# Just got our neck labels..



## ladyumbrella (Aug 25, 2009)

Hey all, just got our neck labels today and we're pretty happy with..they are going to be sewn onto the inside back of the t-shirt along the vertical sides...have some pictures of them on my blog here - LadyUmbrella - T-Shirts and Life.. - (hope its street legal to mention my blog?) ..any thoughts on them? They are nice and soft so won't cause any irritation...or they better not anyway...We are going to have a small tag for size on the neck and then wash/care instructions will be inside the tee on the side...


----------



## zeusprinting (Jun 21, 2009)

They look great! Nice job.


----------



## ladyumbrella (Aug 25, 2009)

Thanks Nate...glad you like em...


----------



## HRClothes (Jan 19, 2009)

Hey I love them too.... how did u get them from.... and how long did it take? they are woven correct, I dunno what to get right now.... im lost on labels


----------



## ladyumbrella (Aug 25, 2009)

They are woven perfectly, the design we gave them is exactly what they created and they are so soft its unreal..there is a link from my blog to the guys who did them..get in touch, I can only say good things about them...for us it took us over a year to get that label the way we wanted it as we had so many re-designs and new ideas, different directions etc - the creative process more or less..for each idea we had they sent us proper samples..we have different versions like..you can see another one they sent us on our facebook page in one of the folders..

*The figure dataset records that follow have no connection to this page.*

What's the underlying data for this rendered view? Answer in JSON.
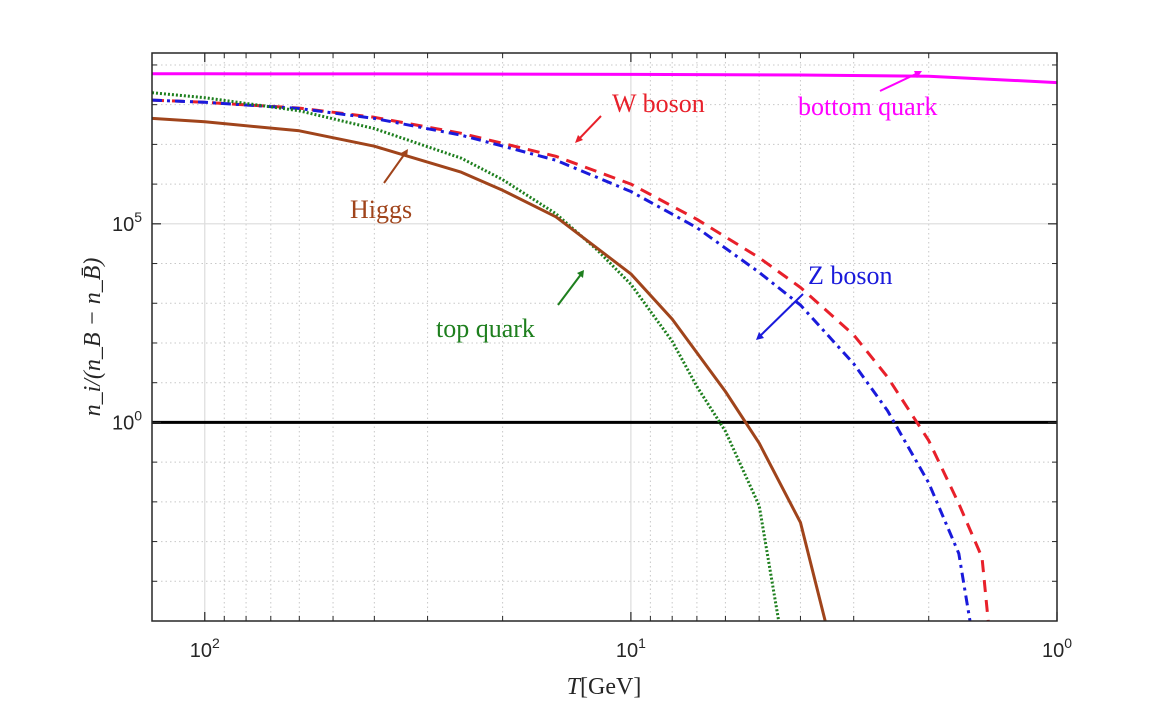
{
  "chart_data": {
    "type": "line",
    "xlabel": "T[GeV]",
    "ylabel": "n_i/(n_B − n_B̄)",
    "x_scale": "log",
    "x_reversed": true,
    "y_scale": "log",
    "xlim": [
      1,
      133
    ],
    "ylim": [
      1e-05,
      2000000000
    ],
    "grid": true,
    "x_ticks": [
      {
        "value": 100,
        "base": "10",
        "exp": "2"
      },
      {
        "value": 10,
        "base": "10",
        "exp": "1"
      },
      {
        "value": 1,
        "base": "10",
        "exp": "0"
      }
    ],
    "y_ticks": [
      {
        "value": 1,
        "base": "10",
        "exp": "0"
      },
      {
        "value": 100000,
        "base": "10",
        "exp": "5"
      }
    ],
    "reference_line": {
      "y": 1,
      "color": "#000000"
    },
    "series": [
      {
        "name": "bottom quark",
        "color": "#ff00ff",
        "dash": "solid",
        "points": [
          [
            133,
            600000000
          ],
          [
            100,
            600000000
          ],
          [
            40,
            595000000
          ],
          [
            10,
            580000000
          ],
          [
            4,
            560000000
          ],
          [
            2,
            520000000
          ],
          [
            1,
            360000000
          ]
        ]
      },
      {
        "name": "W boson",
        "color": "#e8202a",
        "dash": "dashed",
        "points": [
          [
            133,
            130000000
          ],
          [
            100,
            115000000
          ],
          [
            60,
            82000000
          ],
          [
            40,
            48000000
          ],
          [
            25,
            19000000
          ],
          [
            15,
            5000000
          ],
          [
            10,
            1000000
          ],
          [
            7,
            130000
          ],
          [
            5,
            14000
          ],
          [
            4,
            2500
          ],
          [
            3,
            160
          ],
          [
            2.5,
            14
          ],
          [
            2,
            0.35
          ],
          [
            1.7,
            0.009
          ],
          [
            1.5,
            0.0004
          ],
          [
            1.45,
            1e-05
          ]
        ]
      },
      {
        "name": "Z boson",
        "color": "#1a1adb",
        "dash": "dashdot",
        "points": [
          [
            133,
            130000000
          ],
          [
            100,
            115000000
          ],
          [
            60,
            80000000
          ],
          [
            40,
            45000000
          ],
          [
            25,
            17000000
          ],
          [
            15,
            4000000
          ],
          [
            10,
            650000
          ],
          [
            7,
            80000
          ],
          [
            5,
            6000
          ],
          [
            4,
            900
          ],
          [
            3,
            30
          ],
          [
            2.5,
            2
          ],
          [
            2,
            0.03
          ],
          [
            1.7,
            0.0005
          ],
          [
            1.6,
            1e-05
          ]
        ]
      },
      {
        "name": "top quark",
        "color": "#1e7f1e",
        "dash": "dotted",
        "points": [
          [
            133,
            200000000
          ],
          [
            100,
            150000000
          ],
          [
            60,
            70000000
          ],
          [
            40,
            25000000
          ],
          [
            25,
            4500000
          ],
          [
            20,
            1300000
          ],
          [
            15,
            180000
          ],
          [
            12,
            22000
          ],
          [
            10,
            3000
          ],
          [
            8,
            110
          ],
          [
            7,
            8
          ],
          [
            6,
            0.6
          ],
          [
            5,
            0.008
          ],
          [
            4.5,
            1e-05
          ]
        ]
      },
      {
        "name": "Higgs",
        "color": "#a0441b",
        "dash": "solid",
        "points": [
          [
            133,
            45000000
          ],
          [
            100,
            37000000
          ],
          [
            60,
            22000000
          ],
          [
            40,
            9000000
          ],
          [
            25,
            2000000
          ],
          [
            20,
            700000
          ],
          [
            15,
            150000
          ],
          [
            10,
            5500
          ],
          [
            8,
            400
          ],
          [
            6,
            6
          ],
          [
            5,
            0.3
          ],
          [
            4,
            0.003
          ],
          [
            3.5,
            1e-05
          ]
        ]
      }
    ]
  }
}
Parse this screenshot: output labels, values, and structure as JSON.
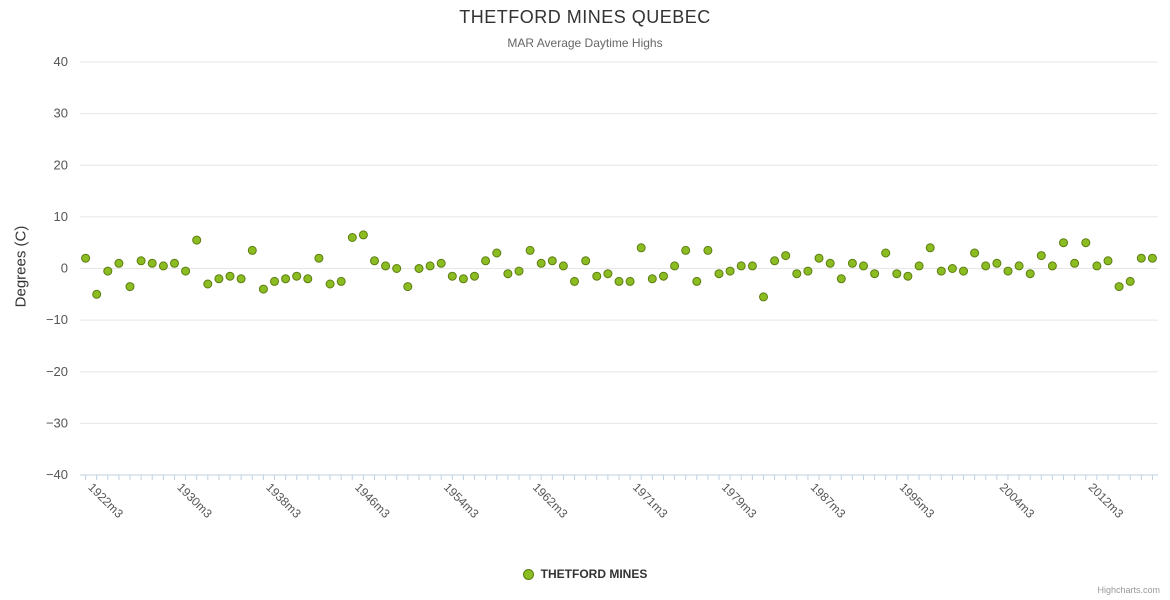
{
  "title": "THETFORD MINES QUEBEC",
  "subtitle": "MAR Average Daytime Highs",
  "credits": "Highcharts.com",
  "legend": {
    "series_label": "THETFORD MINES"
  },
  "chart_data": {
    "type": "scatter",
    "title": "THETFORD MINES QUEBEC",
    "subtitle": "MAR Average Daytime Highs",
    "xlabel": "",
    "ylabel": "Degrees (C)",
    "ylim": [
      -40,
      40
    ],
    "y_tick_interval": 10,
    "grid": true,
    "grid_color": "#e6e6e6",
    "axis_line_color": "#c0d0e0",
    "legend_position": "bottom",
    "x_start_year": 1922,
    "x_suffix": "m3",
    "x_tick_labels": [
      "1922m3",
      "1930m3",
      "1938m3",
      "1946m3",
      "1954m3",
      "1962m3",
      "1971m3",
      "1979m3",
      "1987m3",
      "1995m3",
      "2004m3",
      "2012m3"
    ],
    "series": [
      {
        "name": "THETFORD MINES",
        "color": "#8bbc21",
        "marker_stroke": "#5c7d12",
        "points": [
          [
            1922,
            2
          ],
          [
            1923,
            -5
          ],
          [
            1924,
            -0.5
          ],
          [
            1925,
            1
          ],
          [
            1926,
            -3.5
          ],
          [
            1927,
            1.5
          ],
          [
            1928,
            1
          ],
          [
            1929,
            0.5
          ],
          [
            1930,
            1
          ],
          [
            1931,
            -0.5
          ],
          [
            1932,
            5.5
          ],
          [
            1933,
            -3
          ],
          [
            1934,
            -2
          ],
          [
            1935,
            -1.5
          ],
          [
            1936,
            -2
          ],
          [
            1937,
            3.5
          ],
          [
            1938,
            -4
          ],
          [
            1939,
            -2.5
          ],
          [
            1940,
            -2
          ],
          [
            1941,
            -1.5
          ],
          [
            1942,
            -2
          ],
          [
            1943,
            2
          ],
          [
            1944,
            -3
          ],
          [
            1945,
            -2.5
          ],
          [
            1946,
            6
          ],
          [
            1947,
            6.5
          ],
          [
            1948,
            1.5
          ],
          [
            1949,
            0.5
          ],
          [
            1950,
            0
          ],
          [
            1951,
            -3.5
          ],
          [
            1952,
            0
          ],
          [
            1953,
            0.5
          ],
          [
            1954,
            1
          ],
          [
            1955,
            -1.5
          ],
          [
            1956,
            -2
          ],
          [
            1957,
            -1.5
          ],
          [
            1958,
            1.5
          ],
          [
            1959,
            3
          ],
          [
            1960,
            -1
          ],
          [
            1961,
            -0.5
          ],
          [
            1962,
            3.5
          ],
          [
            1963,
            1
          ],
          [
            1964,
            1.5
          ],
          [
            1965,
            0.5
          ],
          [
            1966,
            -2.5
          ],
          [
            1967,
            1.5
          ],
          [
            1968,
            -1.5
          ],
          [
            1969,
            -1
          ],
          [
            1970,
            -2.5
          ],
          [
            1971,
            -2.5
          ],
          [
            1972,
            4
          ],
          [
            1973,
            -2
          ],
          [
            1974,
            -1.5
          ],
          [
            1975,
            0.5
          ],
          [
            1976,
            3.5
          ],
          [
            1977,
            -2.5
          ],
          [
            1978,
            3.5
          ],
          [
            1979,
            -1
          ],
          [
            1980,
            -0.5
          ],
          [
            1981,
            0.5
          ],
          [
            1982,
            0.5
          ],
          [
            1983,
            -5.5
          ],
          [
            1984,
            1.5
          ],
          [
            1985,
            2.5
          ],
          [
            1986,
            -1
          ],
          [
            1987,
            -0.5
          ],
          [
            1988,
            2
          ],
          [
            1989,
            1
          ],
          [
            1990,
            -2
          ],
          [
            1991,
            1
          ],
          [
            1992,
            0.5
          ],
          [
            1993,
            -1
          ],
          [
            1994,
            3
          ],
          [
            1995,
            -1
          ],
          [
            1996,
            -1.5
          ],
          [
            1997,
            0.5
          ],
          [
            1998,
            4
          ],
          [
            1999,
            -0.5
          ],
          [
            2000,
            0
          ],
          [
            2001,
            -0.5
          ],
          [
            2002,
            3
          ],
          [
            2003,
            0.5
          ],
          [
            2004,
            1
          ],
          [
            2005,
            -0.5
          ],
          [
            2006,
            0.5
          ],
          [
            2007,
            -1
          ],
          [
            2008,
            2.5
          ],
          [
            2009,
            0.5
          ],
          [
            2010,
            5
          ],
          [
            2011,
            1
          ],
          [
            2012,
            5
          ],
          [
            2013,
            0.5
          ],
          [
            2014,
            1.5
          ],
          [
            2015,
            -3.5
          ],
          [
            2016,
            -2.5
          ],
          [
            2017,
            2
          ],
          [
            2018,
            2
          ]
        ]
      }
    ]
  }
}
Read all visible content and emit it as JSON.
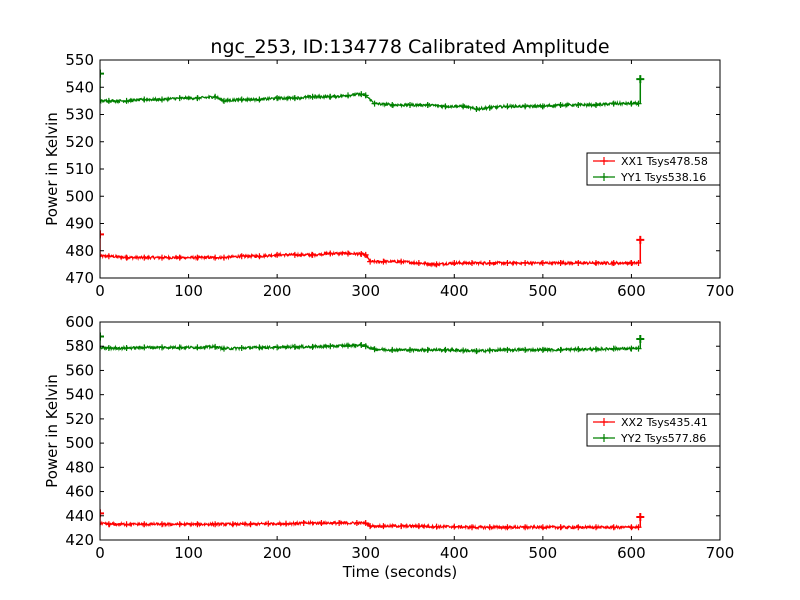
{
  "figure": {
    "title": "ngc_253, ID:134778 Calibrated Amplitude"
  },
  "chart_data": [
    {
      "type": "line",
      "title": "ngc_253, ID:134778 Calibrated Amplitude",
      "xlabel": "",
      "ylabel": "Power in Kelvin",
      "xlim": [
        0,
        700
      ],
      "ylim": [
        470,
        550
      ],
      "xticks": [
        0,
        100,
        200,
        300,
        400,
        500,
        600,
        700
      ],
      "yticks": [
        470,
        480,
        490,
        500,
        510,
        520,
        530,
        540,
        550
      ],
      "grid": false,
      "legend_position": "center-right",
      "series": [
        {
          "name": "XX1 Tsys478.58",
          "color": "#ff0000",
          "marker": "+",
          "x": [
            0,
            10,
            30,
            50,
            70,
            90,
            110,
            130,
            140,
            160,
            180,
            200,
            220,
            240,
            260,
            280,
            295,
            300,
            305,
            320,
            340,
            360,
            380,
            400,
            420,
            440,
            460,
            480,
            500,
            520,
            540,
            560,
            580,
            600,
            608
          ],
          "y": [
            478,
            478,
            477.5,
            477.5,
            477.5,
            477.5,
            477.5,
            477.5,
            477.5,
            478,
            478,
            478.5,
            478.5,
            478.5,
            479,
            479,
            478.8,
            478.5,
            476,
            476,
            476,
            475.5,
            475,
            475.5,
            475.5,
            475.5,
            475.5,
            475.5,
            475.5,
            475.5,
            475.5,
            475.5,
            475.5,
            475.5,
            475.5
          ],
          "spikes": [
            {
              "x": 0,
              "y": 486
            },
            {
              "x": 610,
              "y": 484
            }
          ]
        },
        {
          "name": "YY1 Tsys538.16",
          "color": "#008000",
          "marker": "+",
          "x": [
            0,
            10,
            30,
            50,
            70,
            90,
            110,
            130,
            140,
            160,
            180,
            200,
            220,
            240,
            260,
            280,
            295,
            300,
            310,
            330,
            350,
            370,
            390,
            410,
            425,
            440,
            460,
            480,
            500,
            520,
            540,
            560,
            580,
            600,
            608
          ],
          "y": [
            535,
            535,
            535,
            535.5,
            535.5,
            536,
            536,
            536.5,
            535,
            535.5,
            535.5,
            536,
            536,
            536.5,
            536.5,
            537,
            537.5,
            537,
            534,
            533.5,
            533.5,
            533.5,
            533,
            533,
            532,
            532.5,
            533,
            533,
            533,
            533.5,
            533.5,
            533.5,
            534,
            534,
            534
          ],
          "spikes": [
            {
              "x": 0,
              "y": 545
            },
            {
              "x": 610,
              "y": 543
            }
          ]
        }
      ]
    },
    {
      "type": "line",
      "title": "",
      "xlabel": "Time (seconds)",
      "ylabel": "Power in Kelvin",
      "xlim": [
        0,
        700
      ],
      "ylim": [
        420,
        600
      ],
      "xticks": [
        0,
        100,
        200,
        300,
        400,
        500,
        600,
        700
      ],
      "yticks": [
        420,
        440,
        460,
        480,
        500,
        520,
        540,
        560,
        580,
        600
      ],
      "grid": false,
      "legend_position": "center-right",
      "series": [
        {
          "name": "XX2 Tsys435.41",
          "color": "#ff0000",
          "marker": "+",
          "x": [
            0,
            10,
            30,
            50,
            70,
            90,
            110,
            130,
            150,
            170,
            190,
            210,
            230,
            250,
            270,
            290,
            300,
            305,
            320,
            340,
            360,
            380,
            400,
            420,
            440,
            460,
            480,
            500,
            520,
            540,
            560,
            580,
            600,
            608
          ],
          "y": [
            433.5,
            433,
            433,
            433,
            433,
            433,
            433,
            433,
            433,
            433,
            433.5,
            433.5,
            434,
            434,
            434,
            434,
            434,
            431.5,
            431.5,
            431.5,
            431.5,
            431,
            431,
            430.5,
            430.5,
            430.5,
            430.5,
            430.5,
            430.5,
            430.5,
            430.5,
            430.5,
            430.5,
            430.5
          ],
          "spikes": [
            {
              "x": 0,
              "y": 442
            },
            {
              "x": 610,
              "y": 439
            }
          ]
        },
        {
          "name": "YY2 Tsys577.86",
          "color": "#008000",
          "marker": "+",
          "x": [
            0,
            10,
            30,
            50,
            70,
            90,
            110,
            130,
            140,
            160,
            180,
            200,
            220,
            240,
            260,
            280,
            295,
            300,
            310,
            330,
            350,
            370,
            390,
            410,
            425,
            440,
            460,
            480,
            500,
            520,
            540,
            560,
            580,
            600,
            608
          ],
          "y": [
            578.5,
            578.5,
            578.5,
            579,
            579,
            579,
            579,
            579.5,
            578,
            578.5,
            579,
            579,
            579.5,
            579.5,
            580,
            580.5,
            581,
            580,
            577.5,
            577,
            577,
            577,
            577,
            576.5,
            576,
            576.5,
            577,
            577,
            577,
            577,
            577.5,
            577.5,
            578,
            578,
            578
          ],
          "spikes": [
            {
              "x": 0,
              "y": 588
            },
            {
              "x": 610,
              "y": 586
            }
          ]
        }
      ]
    }
  ]
}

Delighted to hear that you like them..what we did when we were trying to decide on our label was to go into shops, see what other people were doing, take ideas from there and then rule out what we didn't want..ie, we didn't go for a screen printed tag because we wanted the extra bit of material and go, what we hope customers will see, as the extra yard to give our t-shirt the finish we think it merits..others may prefer screen printed tags and they are cool too but you just have to decide how you want your tee to look and then go for it...eh, we think..good luck..


----------



## HRClothes (Jan 19, 2009)

see its cool to help me out... as clothing lines, we compete bt in a friendly way... im gonna pm you about more stuff about business.... thanks for helpin me out!


----------



## ladyumbrella (Aug 25, 2009)

No problems...PM away...


----------



## PatrickMasucci (Oct 18, 2009)

Hey Lady Umbrella may I ask how much you paid for those labels just so i can budget? - how much for how many?


----------



## ladyumbrella (Aug 25, 2009)

I can't remember exactly but we got a special offer and I think it was approximately 250euro for 1000...although that was paid over a year ago so I have no idea how they are pricing them now...


----------



## muneca (Sep 30, 2008)

hey lady umbrella, 

those are really nice! good design. i was thinking of doing screen printed label. but, this is WAY better! i love it and i love that fact that you have your web address on 'em. GOOD JOB! wow! i will be calling this guy for SURE!!!!


----------